An associate describes Michael Dell as 'constantly online, constantly working and constantly in touch'. Photo / Supplied

An associate describes Michael Dell as 'constantly online, constantly working and constantly in touch'. Photo / Supplied

When Salesforce.com Inc chief executive officer Marc Benioff wanted ideas about how to run his business during the technology recession of 2001, he turned to his friend Michael Dell.

Dell's advice: "Economic difficulties are a time when companies can reassess where they are in the market and rebuild themselves rapidly," says Benioff, who has known Dell Inc's founder and CEO for 20 years.

Now Dell is trying to follow his own advice.
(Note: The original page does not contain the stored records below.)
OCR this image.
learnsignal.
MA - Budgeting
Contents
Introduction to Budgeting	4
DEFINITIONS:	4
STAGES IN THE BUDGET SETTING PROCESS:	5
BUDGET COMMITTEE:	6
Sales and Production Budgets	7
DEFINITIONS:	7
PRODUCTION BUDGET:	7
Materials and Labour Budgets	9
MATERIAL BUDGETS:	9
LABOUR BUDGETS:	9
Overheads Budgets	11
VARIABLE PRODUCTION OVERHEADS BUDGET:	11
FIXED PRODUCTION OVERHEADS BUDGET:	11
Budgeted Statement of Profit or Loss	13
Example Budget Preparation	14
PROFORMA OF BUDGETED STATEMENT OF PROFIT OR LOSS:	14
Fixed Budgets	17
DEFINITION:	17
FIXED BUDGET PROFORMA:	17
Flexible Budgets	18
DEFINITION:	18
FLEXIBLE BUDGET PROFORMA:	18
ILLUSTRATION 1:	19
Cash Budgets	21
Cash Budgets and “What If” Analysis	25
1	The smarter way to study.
Since returning as CEO of his namesake personal-computer company in January 2007, Dell, 44, has made 10 acquisitions, cut more than 10,000 jobs, outsourced 40 per cent of production and entered the smart-phone market in China. The goal, Dell says, is to diversify beyond PCs, which he started selling from his University of Texas dorm room in 1984 at the age of 19.

"You're starting to see a real reshaping of the Dell portfolio and Dell business away from some things that were pretty important for us in our first 25 years," Dell said. "We're doing some new things that will be more important for our next 25 years. We're making progress."

To reduce its reliance on PCs, which account for more than half of revenue, Dell has expanded into markets such as computer storage and services and announced the US$3.9 billion buyout of Perot Systems Corp last month.

Dell said in the interview that he would consider more acquisitions or partnerships that expand the company's sales to healthcare companies, which account for more than half of Perot's revenue.

INVESTOR CONCERNS

The pace of the overhaul, though, has left some investors and analysts unimpressed.

The Round Rock, Texas-based company's shares have lost 35 per cent since Dell ousted his hand-picked successor, Kevin Rollins. During that time, Armonk, New York- based International Business Machines Corp has jumped 29 per cent and Palo Alto, California-based Hewlett-Packard Co gained 11 per cent.

PCs represented about 60 per cent of sales at Dell for the past three years, down from almost 80 per cent in 2000. Services accounted for 10 per cent of sales last year. Dell dropped to third place from second in the global PC market last quarter, Framingham, Massachusetts-based researcher IDC said.

At Hewlett-Packard, which retook the PC lead from Dell in 2006 and has worked to expand its software and services business, PCs account for about one-third of sales.

"The best thing that Michael Dell can do is take PCs off the table and diversify," said Ben Reitzes, an analyst with Barclays Capital. "He's starting to do that, but he's late."